Жан Расин и другие (Гинзбург) - страница 57

Впрочем, в салоне маркизы больше развлекались, чем философствовали. И литературная продукция, там рождавшаяся, оставалась скорее прикладной, «на случай», больше заботилась о приятности для слуха и глаза, чем о глубоких мыслях и больших страстях. Появлялась и исчезала мода на всякие кратковечные игровые жанры: то на рифмованные загадки, то на послания, обращенные друг к другу как бы от лица других людей или вымышленных персонажей, то на «метаморфозы» (описания того, как одна красавица обратилась, скажем, в розу, другая – в жемчужину), Вуатюр и его собратья состязаются и в старых, испытанных формах французского стиха – балладах, сонетах, рондо. Все это, конечно, и есть то, что мы привыкли называть «салонной поэзией». Но унижать «легкое» во имя «серьезного» в поэзии, очевидно, столь же неразумно, как и в музыке. Тем более что и «серьезной» поэзии в последующие века всякие стихотворения на случай и записи в альбомах, как мы знаем, дали немало. А в своем роде стихи самого Вуатюра замечательны, действительно легки, изящны, изобретательны – что, разумеется, не всегда удается его бесчисленным подражателям. И кстати, сюжеты его стихотворных забав далеко не всегда сводятся к томным вздохам и обожанию издали, порой они весьма нескромны, как, скажем, стансы о красавице, у которой ненароком задралась юбка. Да и нравы у иных гостей маркизы де Рамбуйе достаточно вольные. Близкая ее молодая приятельница – Анна де Бурбон, принцесса из дома Конде, будущая герцогиня де Лонгвиль, одна из главных героинь Фронды. К старости она сблизится с Пор-Роялем и окончит жизнь в покаянных молитвах. Но в расцвете лет она давала повод для упорных слухов о кровосмесительной связи с родным братом, принцем де Конти, а отцом ее сына, родившегося благодаря перипетиям Фронды прямо в парижской ратуше, был, по всей вероятности, герцог де Ларошфуко…

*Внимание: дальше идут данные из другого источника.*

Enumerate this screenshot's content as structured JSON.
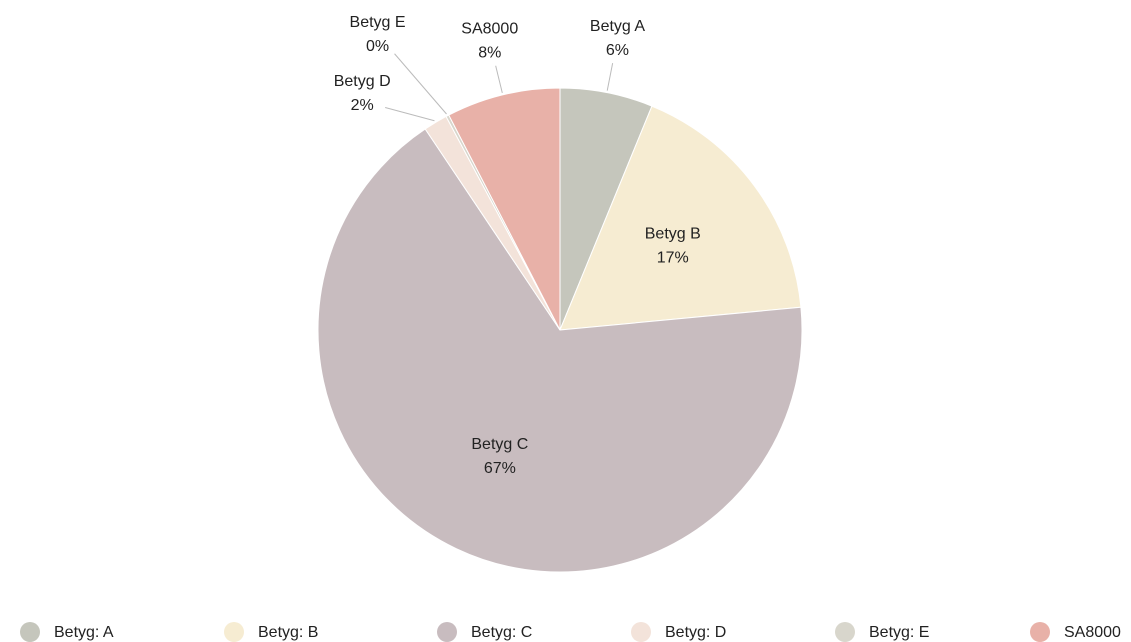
{
  "chart_data": {
    "type": "pie",
    "categories": [
      "Betyg A",
      "Betyg B",
      "Betyg C",
      "Betyg D",
      "Betyg E",
      "SA8000"
    ],
    "legend_labels": [
      "Betyg: A",
      "Betyg: B",
      "Betyg: C",
      "Betyg: D",
      "Betyg: E",
      "SA8000"
    ],
    "values": [
      6.2,
      17.3,
      67.1,
      1.6,
      0.2,
      7.6
    ],
    "value_labels": [
      "6%",
      "17%",
      "67%",
      "2%",
      "0%",
      "8%"
    ],
    "colors": [
      "#c5c6bc",
      "#f6ecd2",
      "#c8bcbf",
      "#f3e3da",
      "#d8d6cc",
      "#e8b1a8"
    ]
  }
}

К началу пятидесятых годов «голубая гостиная» стала пустеть. Дочери хозяйки вышли замуж, сын был убит, многих друзей разметала Фронда, сама маркиза состарилась. Прециозные салоны отныне множились, не имея больше признанного центра, и помещались они теперь не в герцогских особняках, а в домах просвещенных буржуазок. Прециозность, которая в Отеле Рамбуйе представляла собой просто изысканный стиль светского времяпрепровождения, сплавлявший воедино литературные игры с играми сентиментальными, как бы распадается на два течения. Одно представляют, так сказать, идеологи и теоретики прециозности, собирающиеся по субботам в квартале Маре у Мадлены де Скюдери. Мадемуазель де Скюдери – девица незнатного происхождения, невеликого достатка и, увы, самой невзрачной наружности; к тому же ее тиранит старший брат Жорж, литератор плодовитый, тщеславный и задиристый, но незадачливый. Жорж ввел ее в «голубую гостиную», и впоследствии Мадлена принимала у себя кое-кого из бывших ее завсегдатаев, но по большей части литераторов-буржуа, а не кавалеров-аристократов; а из дам у нее появлялись, в основном, соседки-буржуазки. Тем не менее именно Мадлена оказалась признанной вдохновительницей и наставницей приверженцев прециозности, на протяжении нескольких десятилетий утверждала и распространяла моду на нее не только во Франции, но и по всей Европе, и не только в столичных аристократических салонах, но и в гостиных провинциальных «львиц». Именно она написала (хотя на авторство притязал Жорж) и в пятидесятые годы издала два многотомных романа, ставших учебниками прециозной галантности – и правил обхождения, и образа мыслей: «Великого Кира» и «Клелию».